Pour les non-Bordelais, Perrens est à la fois notre hôpital psychiatrique et fait partie du Centre Hospitalier Universitaire en abritant les services universitaires de cette spécialité : il est donc au coeur du raz de marée libéral que sous-tend et prépare la loi.
Nous avions un autre problème à évoquer : un adjoint au Maire de Bordeaux, conseiller général ump du territoire de Perrens, s’est exprimé dans le journal sud ouest en sa qualité d’administrateur de Perrens pour regretter « qu’on jette les malades à la rue au lieu de les hospitaliser ».
L’article de Sud Ouest où ces propos sont rapportés concernait les drogués et les SDF d’un quartier de Bordeaux (cours Victor Hugo). Comme moi, l’ensemble du Conseil d’administration a vécu douloureusement :
– l’amalgame fait par l’adjoint entre malades mentaux, drogués et SDF. De tels amalgames, d’inspiration très sarkozienne, conduisent loin si on les prolonge, et ceci fut fait en d’autres périodes
– la mise en cause de Perrens, qui assure 24 h sur 24, chaque jour et chaque nuit de l’année, sa mission de service public. Chaque malade est reçu, à toute heure, si son état le justifie, par un médecin, et ce médecin, sans pression ni contrainte, décide médicalement soit de l’hospitaliser, soit de le suivre à titre externe. « Jeter à la rue » ne fait pas partie, jusque là, du vocabulaire, de la pratique, ni de l’éthique des hospitaliers.
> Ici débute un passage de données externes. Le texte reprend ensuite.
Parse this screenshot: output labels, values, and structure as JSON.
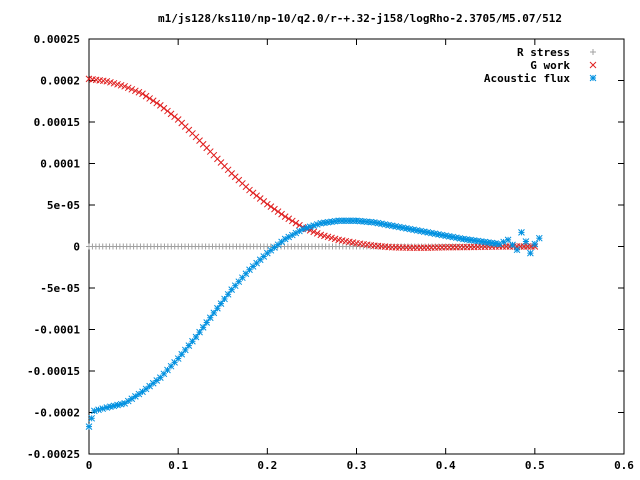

Le Conseil d’administration unanime a adressé un droit de réponse à notre quotidien Sud Ouest.
Est-ce le premier effet de cette loi dont l’objet est de dissoudre le service public hospitalier, en hospices d’un côté à destination des pelés, des tondus et des dangereux, et en établissements privés pour les soins lucratifs de l’autre ?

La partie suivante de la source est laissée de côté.